Conflict of Interest and Disclosure Requirements

  • Federal awarding agencies are required to establish conflict of interest policies for federal awards. Non-federal entities must disclose in writing any potential conflict of interest to the federal awarding agency or pass-through entity in accordance with the applicable federal awarding agency policy.
  • A non-federal entity or an applicant for a federal award must disclose, in a timely manner, in writing to the federal awarding agency or pass-through entity all violations of federal criminal law involving fraud, bribery, or gratuity violations potentially affecting the federal award.

ACTION: Establish methods to identify and evaluate potential conflicts of interest as early as possible in the award process. Establish responsible party for monitoring potential conflicts of interest. Screen employees for potential conflicts of interest. Consider if current conflict of interest policies cover federal awards.

Documentation of Compensation for Personal Services

  • Sets forth documentation standards for time recording and labor expense. Charges to federal awards for salaries and wages must be based on records that accurately reflect the work performed. Although the Super Circular, no longer specifically requires personnel activity reports, it is not clear exactly what documentation will be sufficient.

ACTION: Many organizations receiving federal grant funds are choosing to continue using personnel activity reports until more information is available.

Indirect Costs

  • Non-federal entities that receive funds directly from the federal government and that have never received a federally negotiated indirect cost rate may choose to use the 10% de minimis indirect cost rate, without having to go through the process of negotiating a rate.
  • Non-federal entities that have negotiated rates may apply for a one-time extension of a current rate for up to four years.
  • Allows for direct charging of administrative and clerical salaries if all of the following conditions are met:
    • These salaries are integral to a project or activity;
    • Individuals can be specifically identified;
    • Such costs are explicitly included in the budget or have the prior written approval of the Federal awarding agency; and
    • The costs are not also recovered as indirect costs.

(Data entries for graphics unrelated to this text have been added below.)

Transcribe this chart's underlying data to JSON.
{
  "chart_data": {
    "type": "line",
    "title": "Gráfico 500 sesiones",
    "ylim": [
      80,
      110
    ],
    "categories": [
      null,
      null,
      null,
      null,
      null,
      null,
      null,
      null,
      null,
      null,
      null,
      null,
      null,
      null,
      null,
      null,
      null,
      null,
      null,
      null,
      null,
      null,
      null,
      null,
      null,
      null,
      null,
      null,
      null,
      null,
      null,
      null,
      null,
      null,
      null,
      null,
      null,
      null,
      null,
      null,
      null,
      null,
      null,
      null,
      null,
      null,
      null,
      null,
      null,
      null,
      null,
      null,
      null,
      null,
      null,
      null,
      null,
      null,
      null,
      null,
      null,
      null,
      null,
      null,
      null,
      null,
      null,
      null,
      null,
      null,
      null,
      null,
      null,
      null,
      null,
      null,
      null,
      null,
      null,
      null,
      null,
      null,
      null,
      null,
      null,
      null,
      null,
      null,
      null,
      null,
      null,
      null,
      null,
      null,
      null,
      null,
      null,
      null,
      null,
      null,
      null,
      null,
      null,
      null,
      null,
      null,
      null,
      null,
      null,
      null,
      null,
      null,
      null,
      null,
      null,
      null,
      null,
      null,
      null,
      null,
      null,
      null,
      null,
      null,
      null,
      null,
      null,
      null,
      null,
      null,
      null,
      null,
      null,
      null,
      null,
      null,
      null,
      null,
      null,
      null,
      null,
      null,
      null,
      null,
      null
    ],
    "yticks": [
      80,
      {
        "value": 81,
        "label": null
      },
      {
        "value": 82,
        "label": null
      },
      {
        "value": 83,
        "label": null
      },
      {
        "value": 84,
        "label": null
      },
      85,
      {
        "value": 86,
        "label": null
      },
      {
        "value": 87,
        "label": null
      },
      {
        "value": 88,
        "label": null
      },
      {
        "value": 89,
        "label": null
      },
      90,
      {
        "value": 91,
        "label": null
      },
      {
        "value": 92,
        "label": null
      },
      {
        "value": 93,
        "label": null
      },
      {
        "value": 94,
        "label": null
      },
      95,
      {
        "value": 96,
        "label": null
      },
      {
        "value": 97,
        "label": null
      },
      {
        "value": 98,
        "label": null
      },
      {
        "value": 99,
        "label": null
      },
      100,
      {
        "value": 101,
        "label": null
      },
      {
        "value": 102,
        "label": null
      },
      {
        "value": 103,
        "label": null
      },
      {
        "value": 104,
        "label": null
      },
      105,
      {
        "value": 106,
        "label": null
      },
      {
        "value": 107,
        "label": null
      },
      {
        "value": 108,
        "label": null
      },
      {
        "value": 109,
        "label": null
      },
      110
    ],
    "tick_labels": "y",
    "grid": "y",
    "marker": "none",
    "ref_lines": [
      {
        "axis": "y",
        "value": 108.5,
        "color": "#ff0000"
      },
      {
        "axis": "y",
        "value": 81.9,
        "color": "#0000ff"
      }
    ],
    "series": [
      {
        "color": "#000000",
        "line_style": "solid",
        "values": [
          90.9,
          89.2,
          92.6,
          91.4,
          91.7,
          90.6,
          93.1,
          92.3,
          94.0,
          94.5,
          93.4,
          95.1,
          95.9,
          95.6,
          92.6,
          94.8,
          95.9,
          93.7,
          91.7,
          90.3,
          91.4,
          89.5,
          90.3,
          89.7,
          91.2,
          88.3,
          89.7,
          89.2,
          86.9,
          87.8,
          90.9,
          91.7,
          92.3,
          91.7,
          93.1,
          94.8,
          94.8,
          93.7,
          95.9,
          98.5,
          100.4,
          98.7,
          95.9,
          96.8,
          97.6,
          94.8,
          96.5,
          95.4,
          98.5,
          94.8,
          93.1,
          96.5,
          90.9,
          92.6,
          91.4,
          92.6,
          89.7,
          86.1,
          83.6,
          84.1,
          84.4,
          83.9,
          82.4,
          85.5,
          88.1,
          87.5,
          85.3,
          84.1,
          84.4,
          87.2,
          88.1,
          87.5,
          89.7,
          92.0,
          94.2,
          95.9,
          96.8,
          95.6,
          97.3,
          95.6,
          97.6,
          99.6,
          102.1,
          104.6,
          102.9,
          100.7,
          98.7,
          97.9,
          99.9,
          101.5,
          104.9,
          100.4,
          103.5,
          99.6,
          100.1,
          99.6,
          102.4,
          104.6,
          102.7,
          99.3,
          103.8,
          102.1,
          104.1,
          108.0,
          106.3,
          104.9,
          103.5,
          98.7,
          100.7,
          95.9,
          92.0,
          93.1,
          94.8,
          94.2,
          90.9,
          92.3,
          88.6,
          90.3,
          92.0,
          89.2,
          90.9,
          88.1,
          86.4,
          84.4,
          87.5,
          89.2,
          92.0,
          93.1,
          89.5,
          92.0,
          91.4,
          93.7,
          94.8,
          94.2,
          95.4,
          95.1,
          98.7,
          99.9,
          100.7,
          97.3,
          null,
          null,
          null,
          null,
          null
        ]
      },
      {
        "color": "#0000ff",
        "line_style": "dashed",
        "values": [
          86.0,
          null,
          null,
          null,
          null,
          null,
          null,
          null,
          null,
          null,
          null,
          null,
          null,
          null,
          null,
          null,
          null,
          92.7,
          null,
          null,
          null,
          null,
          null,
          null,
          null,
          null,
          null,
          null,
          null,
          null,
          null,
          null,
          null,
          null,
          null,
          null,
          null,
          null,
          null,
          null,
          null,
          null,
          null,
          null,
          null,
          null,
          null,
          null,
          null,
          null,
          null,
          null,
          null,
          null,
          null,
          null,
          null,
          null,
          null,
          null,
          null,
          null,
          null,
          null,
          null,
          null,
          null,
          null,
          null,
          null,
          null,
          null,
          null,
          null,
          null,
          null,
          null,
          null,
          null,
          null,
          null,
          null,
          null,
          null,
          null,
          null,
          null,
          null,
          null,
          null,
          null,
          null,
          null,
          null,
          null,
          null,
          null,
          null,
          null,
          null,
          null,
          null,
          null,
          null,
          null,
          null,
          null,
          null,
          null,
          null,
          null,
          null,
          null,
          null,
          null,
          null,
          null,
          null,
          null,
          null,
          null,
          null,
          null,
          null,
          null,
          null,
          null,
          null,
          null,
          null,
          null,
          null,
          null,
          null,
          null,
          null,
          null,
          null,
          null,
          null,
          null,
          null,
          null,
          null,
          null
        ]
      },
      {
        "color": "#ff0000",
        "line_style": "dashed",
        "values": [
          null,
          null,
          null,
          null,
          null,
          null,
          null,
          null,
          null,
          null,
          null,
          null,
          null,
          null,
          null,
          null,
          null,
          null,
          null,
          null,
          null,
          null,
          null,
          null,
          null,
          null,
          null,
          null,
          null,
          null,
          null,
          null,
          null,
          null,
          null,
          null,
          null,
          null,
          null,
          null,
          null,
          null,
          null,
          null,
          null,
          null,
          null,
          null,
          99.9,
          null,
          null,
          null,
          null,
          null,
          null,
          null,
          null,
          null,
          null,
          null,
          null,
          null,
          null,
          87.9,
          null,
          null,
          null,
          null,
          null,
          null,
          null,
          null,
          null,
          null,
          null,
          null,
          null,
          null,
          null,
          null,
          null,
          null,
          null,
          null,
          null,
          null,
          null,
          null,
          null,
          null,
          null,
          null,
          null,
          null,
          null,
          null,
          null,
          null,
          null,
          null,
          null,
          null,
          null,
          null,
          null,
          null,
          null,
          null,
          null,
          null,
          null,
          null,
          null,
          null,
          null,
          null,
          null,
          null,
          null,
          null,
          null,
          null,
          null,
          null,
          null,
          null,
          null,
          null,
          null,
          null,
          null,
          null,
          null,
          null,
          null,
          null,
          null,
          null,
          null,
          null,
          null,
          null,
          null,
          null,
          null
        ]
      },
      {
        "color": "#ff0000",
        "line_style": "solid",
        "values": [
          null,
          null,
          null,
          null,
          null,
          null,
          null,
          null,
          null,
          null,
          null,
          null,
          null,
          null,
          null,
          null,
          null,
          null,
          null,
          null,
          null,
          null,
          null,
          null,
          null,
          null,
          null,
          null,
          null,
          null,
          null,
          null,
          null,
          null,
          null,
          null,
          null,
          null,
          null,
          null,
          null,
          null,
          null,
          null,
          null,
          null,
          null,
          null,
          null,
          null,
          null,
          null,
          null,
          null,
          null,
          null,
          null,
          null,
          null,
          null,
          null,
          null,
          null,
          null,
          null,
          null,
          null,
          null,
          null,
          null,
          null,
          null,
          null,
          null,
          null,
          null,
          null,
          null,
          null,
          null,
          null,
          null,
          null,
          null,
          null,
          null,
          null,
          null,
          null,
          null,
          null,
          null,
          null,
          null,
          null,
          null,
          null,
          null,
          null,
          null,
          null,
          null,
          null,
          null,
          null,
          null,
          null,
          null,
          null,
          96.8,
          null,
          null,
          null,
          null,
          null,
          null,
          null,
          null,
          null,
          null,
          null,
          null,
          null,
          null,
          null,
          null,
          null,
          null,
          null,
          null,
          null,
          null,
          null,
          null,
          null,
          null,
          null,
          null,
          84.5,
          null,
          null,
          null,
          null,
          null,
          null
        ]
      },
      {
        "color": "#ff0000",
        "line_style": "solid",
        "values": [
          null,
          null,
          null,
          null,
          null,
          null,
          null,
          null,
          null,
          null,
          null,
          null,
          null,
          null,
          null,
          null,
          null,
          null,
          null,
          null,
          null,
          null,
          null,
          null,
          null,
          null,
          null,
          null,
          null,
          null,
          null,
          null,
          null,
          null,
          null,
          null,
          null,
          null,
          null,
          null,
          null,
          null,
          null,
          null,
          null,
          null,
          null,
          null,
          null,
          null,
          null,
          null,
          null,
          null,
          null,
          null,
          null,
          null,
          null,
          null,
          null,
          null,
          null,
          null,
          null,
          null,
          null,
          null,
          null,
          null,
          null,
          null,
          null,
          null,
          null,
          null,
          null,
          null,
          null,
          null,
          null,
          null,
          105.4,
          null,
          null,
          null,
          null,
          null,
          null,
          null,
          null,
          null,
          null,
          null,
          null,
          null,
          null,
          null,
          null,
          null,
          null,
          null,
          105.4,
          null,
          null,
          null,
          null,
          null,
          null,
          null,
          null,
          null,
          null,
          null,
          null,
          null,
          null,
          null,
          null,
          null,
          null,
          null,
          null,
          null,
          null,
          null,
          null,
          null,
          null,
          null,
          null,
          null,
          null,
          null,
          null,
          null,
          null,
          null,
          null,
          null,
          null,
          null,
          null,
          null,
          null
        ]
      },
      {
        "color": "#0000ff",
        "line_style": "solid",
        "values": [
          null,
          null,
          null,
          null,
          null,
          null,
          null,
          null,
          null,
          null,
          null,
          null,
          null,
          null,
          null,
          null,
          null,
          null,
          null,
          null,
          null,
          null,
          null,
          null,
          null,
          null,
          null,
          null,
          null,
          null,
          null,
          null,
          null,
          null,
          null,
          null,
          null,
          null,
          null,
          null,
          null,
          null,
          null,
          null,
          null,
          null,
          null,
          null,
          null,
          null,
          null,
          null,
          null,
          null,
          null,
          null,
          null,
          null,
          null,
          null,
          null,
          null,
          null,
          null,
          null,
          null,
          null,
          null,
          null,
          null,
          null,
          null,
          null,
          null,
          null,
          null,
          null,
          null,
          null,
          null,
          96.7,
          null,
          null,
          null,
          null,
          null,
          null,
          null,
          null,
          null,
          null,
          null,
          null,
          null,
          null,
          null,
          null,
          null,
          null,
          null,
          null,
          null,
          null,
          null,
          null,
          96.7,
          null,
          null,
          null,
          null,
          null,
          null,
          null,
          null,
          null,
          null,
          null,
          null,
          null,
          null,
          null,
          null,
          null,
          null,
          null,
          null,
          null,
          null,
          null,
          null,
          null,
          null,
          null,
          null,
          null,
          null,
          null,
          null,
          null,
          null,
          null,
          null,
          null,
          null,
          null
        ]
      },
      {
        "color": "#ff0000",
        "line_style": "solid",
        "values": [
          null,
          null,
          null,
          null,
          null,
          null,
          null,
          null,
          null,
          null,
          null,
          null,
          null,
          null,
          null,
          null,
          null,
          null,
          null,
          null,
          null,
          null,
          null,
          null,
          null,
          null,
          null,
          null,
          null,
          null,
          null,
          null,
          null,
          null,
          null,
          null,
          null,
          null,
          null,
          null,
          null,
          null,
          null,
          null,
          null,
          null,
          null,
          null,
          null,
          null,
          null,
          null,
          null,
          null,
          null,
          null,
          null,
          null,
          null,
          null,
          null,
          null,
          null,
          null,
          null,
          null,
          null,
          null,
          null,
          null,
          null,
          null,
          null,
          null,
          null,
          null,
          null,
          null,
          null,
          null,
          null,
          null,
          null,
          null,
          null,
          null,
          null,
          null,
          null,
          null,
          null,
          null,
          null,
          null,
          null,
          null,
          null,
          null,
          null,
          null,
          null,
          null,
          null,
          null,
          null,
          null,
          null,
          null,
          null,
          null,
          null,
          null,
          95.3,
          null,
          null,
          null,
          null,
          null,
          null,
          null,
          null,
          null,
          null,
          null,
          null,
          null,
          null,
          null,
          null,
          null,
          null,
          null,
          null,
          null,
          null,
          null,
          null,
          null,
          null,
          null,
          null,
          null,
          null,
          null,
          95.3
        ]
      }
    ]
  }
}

ACTION: Consider flexibility and new options for the recovery of indirect costs.

Sub-recipient Monitoring

  • More stringent requirements for sub-recipient monitoring if Federal funds are passed through one non-federal entity to another including:
    • Required documentation of classification of the entity receiving the Federal funds as a sub-recipient or a contractor;
    • Identification or negotiation of an appropriate sub-recipient indirect cost rate at the time of award;
    • Ensured communication of new requirements within sub-recipient agreements;
    • Evaluation of sub-recipient risk of noncompliance and determination of necessary monitoring activities; and
    • Imposed remedies for sub-recipient noncompliance, when necessary.

ACTION: Establish a formal process to properly structure sub-recipient agreements. Consider expanded responsibilities described above, including how “hands on” monitoring will be performed and documented.

Where Can You Get More Information?

While we have highlighted some of the changes, we encourage you to obtain all the details relevant to your organization by reviewing the Super Circular.